Concludendo il suo studio il professor Caputo attribuisce a Dawin il merito di averci lasciato «la consapevolezza che noi umani siamo inestricabilmente (= filogeneticamente) legati agli altri animali. Questo dato scientifico ci rende “meno soli” nell’universo, anche se la nostra peculiarità cognitiva esalta innegabilmente la distinzione di Homo sapiens entro il mondo animale. Una variante del dualismo cartesiano sembra perciò resistere (umano vs animale), malgrado le ingegnose indagini di quegli etologi e psicologi evolutivi che tentano di colmare l’abisso cognitivo che ci separa dagli altri animali. Pinker (2007) ha giustamente fatto rilevare che gli sforzi di questi ricercatori…sono destinati a uno scontato fallimento.

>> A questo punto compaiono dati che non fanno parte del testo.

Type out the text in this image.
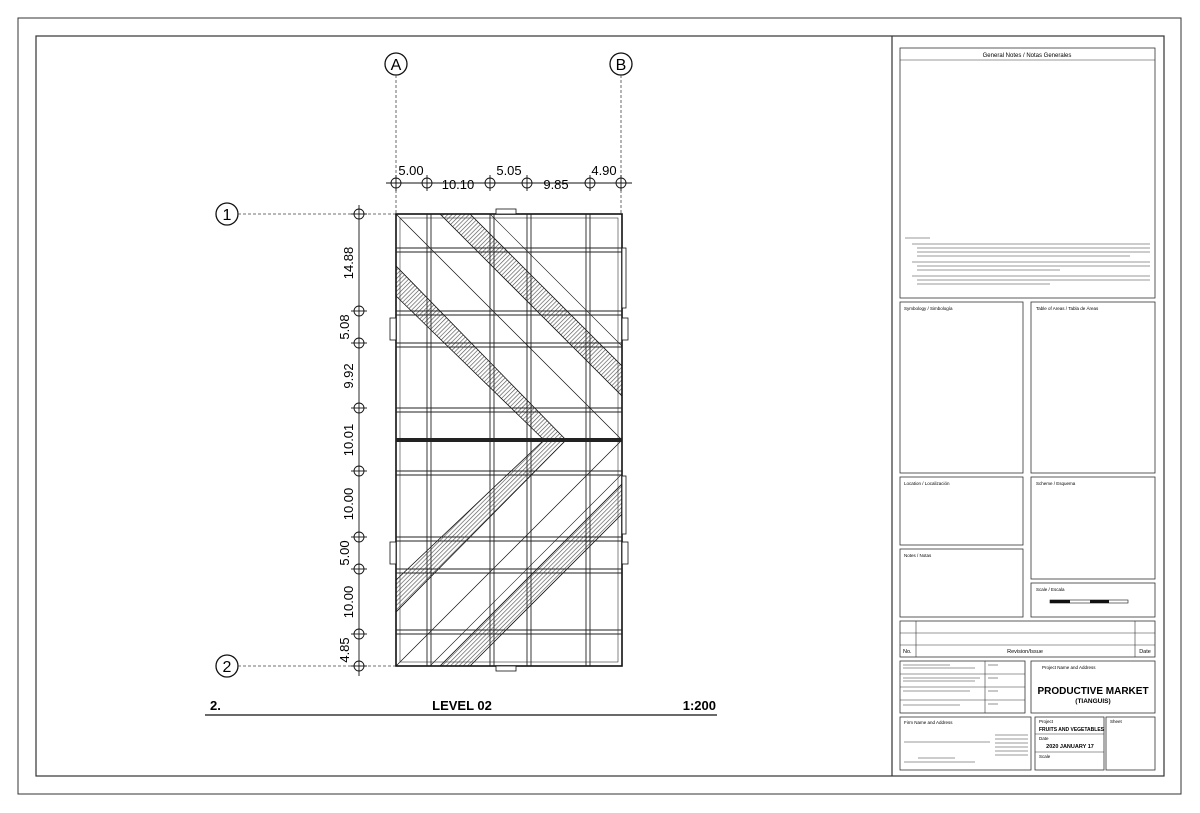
A	B
1
2
5.00
10.10
5.05
9.85
4.90
14.88
5.08
9.92
10.01
10.00
5.00
10.00
4.85
2.	LEVEL 02	1:200
General Notes / Notas Generales
Symbology / Simbología	Table of Areas / Tabla de Áreas
Location / Localización	Scheme / Esquema
Notes / Notas
Scale / Escala
No.	Revision/Issue	Date
Project Name and Address
PRODUCTIVE MARKET
(TIANGUIS)
Firm Name and Address	Project
FRUITS AND VEGETABLES
Date
2020 JANUARY 17
Scale
Sheet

L’altra eredità darwiniana che ha profondamente inciso sulla nostra visione della natura è il “gradualismo”, cioè l’idea secondo la quale l’evoluzione si verificherebbe secondo un costante e continuo passaggio tra forme di vita impercettibilmente diverse: per Darwin infatti le specie non esistono, se non come costrutti metafisici della mente umana. In realtà, le ricerche svolte nel corso del Novecento hanno chiaramente dimostrato che le specie sono “prodotti” reali della natura e il meccanismo che le crea è la cladogenesi o speciazione, che Darwin non aveva pienamente compreso (cfr. Mayr, 1990). Ed è proprio la speciazione che, generando in perpetuo discontinuità fra gli organismi, tende a saturare quelle opportunità ecologiche che il divenire del Pianeta offre costantemente alla vita. Se il cambiamento evolutivo si verificasse, come Darwin pensava, esclusivamente secondo la modalità del gradualismo filetico, che può solo modificare una stessa linea di discendenza, la vita prima o poi perirebbe sotto i colpi spietati dell’estinzione.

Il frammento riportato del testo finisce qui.